Typical of a Roger Corman production, Humanoids from the Deep was shot with a low-budget, B-Movie aesthetic in mind. Cinematographer Daniel Lacambre (Saturday the 14th) uses every horror trick in the book to turn the movie into almost a parody of its own genre. The picture is packed with Jaws-like underwater stalking shots. The humanoids’ attack scenes are frequently shown from the point-of-view of the creature, giving the film a faux-slasher feel. During expositional sections of the film, the camera is slow to reveal both the creatures and the carnage, a technique which gives the movie a false sense of suspense that is often found in classic science fiction films. Lacambre and Peeters even throw in a good old-fashioned cat scare, and the epilogue scene is purposely stolen right out of Alien (which hit theaters less than a year before). Daniel Lacambre pulls out all of the stops to make Humanoids from the Deep look as much like a tribute to early sci-fi and horror films as possible.

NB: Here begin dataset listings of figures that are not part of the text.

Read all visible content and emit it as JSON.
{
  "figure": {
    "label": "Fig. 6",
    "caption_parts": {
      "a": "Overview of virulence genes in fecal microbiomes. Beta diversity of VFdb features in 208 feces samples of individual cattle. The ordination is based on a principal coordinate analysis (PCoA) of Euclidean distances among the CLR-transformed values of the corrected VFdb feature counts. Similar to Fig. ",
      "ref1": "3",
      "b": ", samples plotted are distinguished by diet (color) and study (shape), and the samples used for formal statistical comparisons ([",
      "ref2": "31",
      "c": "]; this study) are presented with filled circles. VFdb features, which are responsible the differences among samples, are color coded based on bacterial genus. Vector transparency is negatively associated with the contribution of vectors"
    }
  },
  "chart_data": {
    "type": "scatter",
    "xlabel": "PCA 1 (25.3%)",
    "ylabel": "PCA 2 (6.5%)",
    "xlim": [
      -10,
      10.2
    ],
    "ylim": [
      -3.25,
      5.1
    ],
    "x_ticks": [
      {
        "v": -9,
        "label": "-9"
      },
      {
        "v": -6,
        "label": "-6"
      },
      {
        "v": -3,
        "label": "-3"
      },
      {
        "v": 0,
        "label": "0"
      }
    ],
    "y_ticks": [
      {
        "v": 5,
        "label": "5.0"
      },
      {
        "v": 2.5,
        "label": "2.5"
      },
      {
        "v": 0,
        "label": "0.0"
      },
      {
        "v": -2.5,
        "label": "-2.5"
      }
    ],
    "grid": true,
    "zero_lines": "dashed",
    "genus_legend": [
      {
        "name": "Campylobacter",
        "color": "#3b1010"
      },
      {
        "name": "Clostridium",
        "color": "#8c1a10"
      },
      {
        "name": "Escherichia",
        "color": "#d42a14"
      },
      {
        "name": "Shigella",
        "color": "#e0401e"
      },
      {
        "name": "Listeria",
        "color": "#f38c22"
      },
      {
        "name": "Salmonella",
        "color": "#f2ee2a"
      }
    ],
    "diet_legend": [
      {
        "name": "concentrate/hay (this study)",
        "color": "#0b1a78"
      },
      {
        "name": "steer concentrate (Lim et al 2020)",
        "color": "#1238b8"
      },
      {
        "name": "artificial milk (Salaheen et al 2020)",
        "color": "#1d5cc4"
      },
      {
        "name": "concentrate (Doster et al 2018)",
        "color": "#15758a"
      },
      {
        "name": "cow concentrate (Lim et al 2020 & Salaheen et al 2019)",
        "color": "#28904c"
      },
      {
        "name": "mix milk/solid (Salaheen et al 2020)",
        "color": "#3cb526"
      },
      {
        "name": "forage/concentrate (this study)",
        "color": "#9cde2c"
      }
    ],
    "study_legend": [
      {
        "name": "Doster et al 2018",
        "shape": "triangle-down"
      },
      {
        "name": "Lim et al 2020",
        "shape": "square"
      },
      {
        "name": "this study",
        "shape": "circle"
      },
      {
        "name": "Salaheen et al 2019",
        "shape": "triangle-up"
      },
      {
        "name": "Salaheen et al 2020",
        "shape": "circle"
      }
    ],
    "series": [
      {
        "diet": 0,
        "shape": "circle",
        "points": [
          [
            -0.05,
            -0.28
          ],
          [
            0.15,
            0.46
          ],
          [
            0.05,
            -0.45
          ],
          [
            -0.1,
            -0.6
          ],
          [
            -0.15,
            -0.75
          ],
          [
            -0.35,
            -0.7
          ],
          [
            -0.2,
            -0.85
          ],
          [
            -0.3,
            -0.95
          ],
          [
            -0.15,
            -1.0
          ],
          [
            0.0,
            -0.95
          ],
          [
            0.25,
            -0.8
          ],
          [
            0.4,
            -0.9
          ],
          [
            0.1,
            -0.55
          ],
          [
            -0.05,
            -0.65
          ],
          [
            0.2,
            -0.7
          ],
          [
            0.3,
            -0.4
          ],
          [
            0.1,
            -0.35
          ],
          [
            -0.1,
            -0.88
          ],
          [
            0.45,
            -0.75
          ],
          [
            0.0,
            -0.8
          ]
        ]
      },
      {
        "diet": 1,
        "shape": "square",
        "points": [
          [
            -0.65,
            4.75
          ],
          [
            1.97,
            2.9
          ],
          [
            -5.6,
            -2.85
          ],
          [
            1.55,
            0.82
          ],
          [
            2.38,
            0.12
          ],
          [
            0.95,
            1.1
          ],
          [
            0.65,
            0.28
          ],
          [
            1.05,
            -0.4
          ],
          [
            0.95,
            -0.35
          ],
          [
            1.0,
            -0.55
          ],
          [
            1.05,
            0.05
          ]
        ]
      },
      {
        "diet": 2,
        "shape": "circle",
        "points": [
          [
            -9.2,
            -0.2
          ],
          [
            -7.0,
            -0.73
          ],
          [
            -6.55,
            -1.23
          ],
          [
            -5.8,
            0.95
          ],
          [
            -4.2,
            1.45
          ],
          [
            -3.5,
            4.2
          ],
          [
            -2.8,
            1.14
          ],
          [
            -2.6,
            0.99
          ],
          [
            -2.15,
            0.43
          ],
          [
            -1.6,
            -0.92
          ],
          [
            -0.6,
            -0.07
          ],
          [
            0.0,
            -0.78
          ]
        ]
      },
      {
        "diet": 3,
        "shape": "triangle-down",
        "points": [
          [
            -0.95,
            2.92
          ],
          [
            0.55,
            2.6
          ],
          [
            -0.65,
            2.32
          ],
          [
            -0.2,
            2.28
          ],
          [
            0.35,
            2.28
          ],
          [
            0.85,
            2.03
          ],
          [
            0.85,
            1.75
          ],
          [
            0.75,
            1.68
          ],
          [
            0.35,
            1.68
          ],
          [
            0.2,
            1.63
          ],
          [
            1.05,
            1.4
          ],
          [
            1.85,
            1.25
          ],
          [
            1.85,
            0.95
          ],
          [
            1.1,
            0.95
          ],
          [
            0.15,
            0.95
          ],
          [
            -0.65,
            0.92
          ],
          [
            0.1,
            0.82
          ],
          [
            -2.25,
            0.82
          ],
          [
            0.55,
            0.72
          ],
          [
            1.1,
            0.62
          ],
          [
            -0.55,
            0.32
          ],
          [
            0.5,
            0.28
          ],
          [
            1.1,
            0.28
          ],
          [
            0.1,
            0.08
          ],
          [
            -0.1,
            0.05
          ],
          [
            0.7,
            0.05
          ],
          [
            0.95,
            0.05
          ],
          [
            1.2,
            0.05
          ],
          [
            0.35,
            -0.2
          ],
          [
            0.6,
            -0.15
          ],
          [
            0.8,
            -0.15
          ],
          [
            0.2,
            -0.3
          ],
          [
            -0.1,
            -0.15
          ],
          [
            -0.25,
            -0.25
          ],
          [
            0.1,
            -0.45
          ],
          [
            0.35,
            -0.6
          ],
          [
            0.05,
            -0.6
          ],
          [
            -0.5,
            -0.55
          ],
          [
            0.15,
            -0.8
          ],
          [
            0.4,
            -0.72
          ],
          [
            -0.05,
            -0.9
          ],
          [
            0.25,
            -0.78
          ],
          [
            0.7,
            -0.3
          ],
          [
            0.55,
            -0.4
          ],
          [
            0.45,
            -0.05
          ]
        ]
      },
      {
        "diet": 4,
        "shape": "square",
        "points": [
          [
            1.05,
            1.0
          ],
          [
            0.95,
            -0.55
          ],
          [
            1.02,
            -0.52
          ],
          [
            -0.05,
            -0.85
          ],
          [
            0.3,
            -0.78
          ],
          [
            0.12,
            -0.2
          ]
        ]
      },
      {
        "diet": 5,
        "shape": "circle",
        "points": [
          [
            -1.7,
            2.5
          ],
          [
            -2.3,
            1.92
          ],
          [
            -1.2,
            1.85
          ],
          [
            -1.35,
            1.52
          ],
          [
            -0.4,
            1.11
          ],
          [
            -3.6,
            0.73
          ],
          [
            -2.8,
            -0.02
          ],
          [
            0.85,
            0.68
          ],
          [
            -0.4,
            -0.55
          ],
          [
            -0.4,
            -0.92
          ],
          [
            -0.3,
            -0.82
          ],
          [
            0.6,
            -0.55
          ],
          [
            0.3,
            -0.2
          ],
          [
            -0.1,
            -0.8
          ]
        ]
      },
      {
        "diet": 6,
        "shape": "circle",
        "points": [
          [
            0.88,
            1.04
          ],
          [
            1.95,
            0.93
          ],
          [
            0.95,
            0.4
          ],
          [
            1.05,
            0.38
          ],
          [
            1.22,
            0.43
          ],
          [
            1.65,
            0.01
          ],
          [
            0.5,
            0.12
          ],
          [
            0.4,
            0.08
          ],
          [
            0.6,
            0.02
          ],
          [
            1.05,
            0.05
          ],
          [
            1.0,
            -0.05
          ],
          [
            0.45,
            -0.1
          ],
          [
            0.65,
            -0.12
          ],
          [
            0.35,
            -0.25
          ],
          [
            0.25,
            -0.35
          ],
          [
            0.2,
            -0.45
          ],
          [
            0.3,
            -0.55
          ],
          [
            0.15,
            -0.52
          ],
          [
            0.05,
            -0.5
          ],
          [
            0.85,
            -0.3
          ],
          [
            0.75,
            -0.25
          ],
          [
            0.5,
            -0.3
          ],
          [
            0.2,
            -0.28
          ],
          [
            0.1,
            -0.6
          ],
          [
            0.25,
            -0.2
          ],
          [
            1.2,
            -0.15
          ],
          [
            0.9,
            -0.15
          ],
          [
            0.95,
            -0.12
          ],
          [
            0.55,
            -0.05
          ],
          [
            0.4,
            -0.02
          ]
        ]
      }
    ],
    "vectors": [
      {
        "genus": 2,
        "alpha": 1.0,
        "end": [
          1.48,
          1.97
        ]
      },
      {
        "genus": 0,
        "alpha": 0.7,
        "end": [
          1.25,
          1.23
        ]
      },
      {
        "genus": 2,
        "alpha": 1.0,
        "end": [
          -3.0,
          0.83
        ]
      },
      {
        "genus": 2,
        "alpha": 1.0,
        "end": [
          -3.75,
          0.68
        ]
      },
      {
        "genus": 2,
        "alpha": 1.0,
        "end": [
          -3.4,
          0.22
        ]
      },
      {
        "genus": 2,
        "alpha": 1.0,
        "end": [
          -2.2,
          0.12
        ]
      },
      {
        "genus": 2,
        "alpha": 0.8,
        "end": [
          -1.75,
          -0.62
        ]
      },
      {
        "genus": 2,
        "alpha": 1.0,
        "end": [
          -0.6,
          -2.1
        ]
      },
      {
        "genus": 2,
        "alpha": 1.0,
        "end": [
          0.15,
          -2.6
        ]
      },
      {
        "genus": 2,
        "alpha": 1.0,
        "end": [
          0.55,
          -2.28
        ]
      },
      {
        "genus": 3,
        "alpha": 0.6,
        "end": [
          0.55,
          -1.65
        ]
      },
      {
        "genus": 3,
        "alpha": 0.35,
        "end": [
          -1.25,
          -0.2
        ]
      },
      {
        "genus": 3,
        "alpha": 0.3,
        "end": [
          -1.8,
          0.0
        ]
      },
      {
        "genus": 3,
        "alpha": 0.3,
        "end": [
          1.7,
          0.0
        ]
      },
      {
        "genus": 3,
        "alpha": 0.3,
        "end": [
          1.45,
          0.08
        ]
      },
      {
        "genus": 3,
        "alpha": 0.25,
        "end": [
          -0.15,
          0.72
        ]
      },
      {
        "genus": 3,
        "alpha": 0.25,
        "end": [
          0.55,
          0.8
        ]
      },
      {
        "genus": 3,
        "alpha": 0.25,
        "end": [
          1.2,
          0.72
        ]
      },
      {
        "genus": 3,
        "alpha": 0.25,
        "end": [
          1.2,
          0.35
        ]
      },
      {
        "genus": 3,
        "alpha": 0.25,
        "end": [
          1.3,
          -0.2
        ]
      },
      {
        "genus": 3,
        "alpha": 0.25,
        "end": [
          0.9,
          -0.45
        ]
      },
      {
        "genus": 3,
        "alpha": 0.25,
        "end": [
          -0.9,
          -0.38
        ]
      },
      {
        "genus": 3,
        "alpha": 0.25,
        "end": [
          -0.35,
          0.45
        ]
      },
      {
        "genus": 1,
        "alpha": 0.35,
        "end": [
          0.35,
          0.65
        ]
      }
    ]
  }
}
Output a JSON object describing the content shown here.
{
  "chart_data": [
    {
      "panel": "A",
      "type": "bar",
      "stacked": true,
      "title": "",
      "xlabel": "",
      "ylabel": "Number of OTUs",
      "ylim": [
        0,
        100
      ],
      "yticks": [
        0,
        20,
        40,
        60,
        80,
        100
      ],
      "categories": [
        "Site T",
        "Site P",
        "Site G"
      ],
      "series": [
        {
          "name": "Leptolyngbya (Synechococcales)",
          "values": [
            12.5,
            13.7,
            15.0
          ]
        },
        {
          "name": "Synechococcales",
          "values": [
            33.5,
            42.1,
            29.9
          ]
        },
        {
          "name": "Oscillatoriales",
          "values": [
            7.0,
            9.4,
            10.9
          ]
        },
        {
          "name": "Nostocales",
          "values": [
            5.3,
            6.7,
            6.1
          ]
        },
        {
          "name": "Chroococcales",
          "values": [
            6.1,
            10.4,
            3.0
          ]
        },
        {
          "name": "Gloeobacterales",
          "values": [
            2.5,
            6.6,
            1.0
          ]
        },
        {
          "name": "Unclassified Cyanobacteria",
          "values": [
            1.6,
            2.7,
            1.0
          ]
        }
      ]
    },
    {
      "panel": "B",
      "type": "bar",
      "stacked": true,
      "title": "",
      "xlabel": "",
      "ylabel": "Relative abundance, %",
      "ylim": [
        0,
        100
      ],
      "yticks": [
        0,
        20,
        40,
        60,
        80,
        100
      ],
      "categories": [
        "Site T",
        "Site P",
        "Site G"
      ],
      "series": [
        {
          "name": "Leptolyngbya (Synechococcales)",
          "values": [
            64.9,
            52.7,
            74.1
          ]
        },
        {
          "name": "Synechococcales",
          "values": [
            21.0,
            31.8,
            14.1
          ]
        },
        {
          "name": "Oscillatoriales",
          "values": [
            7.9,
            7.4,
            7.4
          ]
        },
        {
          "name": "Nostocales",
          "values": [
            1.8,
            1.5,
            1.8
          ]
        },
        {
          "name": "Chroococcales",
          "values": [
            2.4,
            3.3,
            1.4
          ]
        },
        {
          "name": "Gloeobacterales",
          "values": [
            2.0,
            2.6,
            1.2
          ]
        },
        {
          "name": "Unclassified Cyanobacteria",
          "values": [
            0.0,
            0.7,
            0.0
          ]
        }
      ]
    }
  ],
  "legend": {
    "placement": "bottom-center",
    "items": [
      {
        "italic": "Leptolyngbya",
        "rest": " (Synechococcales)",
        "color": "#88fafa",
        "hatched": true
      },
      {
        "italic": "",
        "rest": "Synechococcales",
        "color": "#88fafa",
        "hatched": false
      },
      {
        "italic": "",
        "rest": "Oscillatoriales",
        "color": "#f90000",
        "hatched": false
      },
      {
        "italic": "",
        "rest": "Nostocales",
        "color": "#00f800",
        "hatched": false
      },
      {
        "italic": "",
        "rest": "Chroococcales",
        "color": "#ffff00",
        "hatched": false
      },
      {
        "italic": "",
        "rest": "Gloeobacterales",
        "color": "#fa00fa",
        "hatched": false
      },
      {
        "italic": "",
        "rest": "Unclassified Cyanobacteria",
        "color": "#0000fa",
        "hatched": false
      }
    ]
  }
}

Even a simple sci-fi horror picture like Humanoids from the Deep could not avoid controversy; when director Barbara Peeters delivered her cut of the film to Roger Corman, he determined that it needed more sex and exploitation. He asked Peeters to go back and shoot some additional attack scenes with the humanoids ripping the clothing off of buxom young women. Peeters refused, so Corman had second unit director James Sbardellati (Deathstalker) shoot the footage. In the final cut of the movie, the humanoids appear to be “rapey,” killing the male victims yet sexually assaulting the females. After seeing the finished picture, both Barbara Peeters and actress Ann Turkel were offended by the gratuitous misogyny, even going so far as asking to have their names removed from the credits and attempting to block the release of the movie. Neither happened, and like it or not, Humanoids from the Deep is still a part of the cinematic history of both women.
Of course, James Horner went on to both critical and commercial acclaim in his film scoring career. But, like so many before him, he was a product of the unofficial Roger Corman Film School, and the foundation for his later success was laid out early on by his work in movies like Humanoids from the Deep.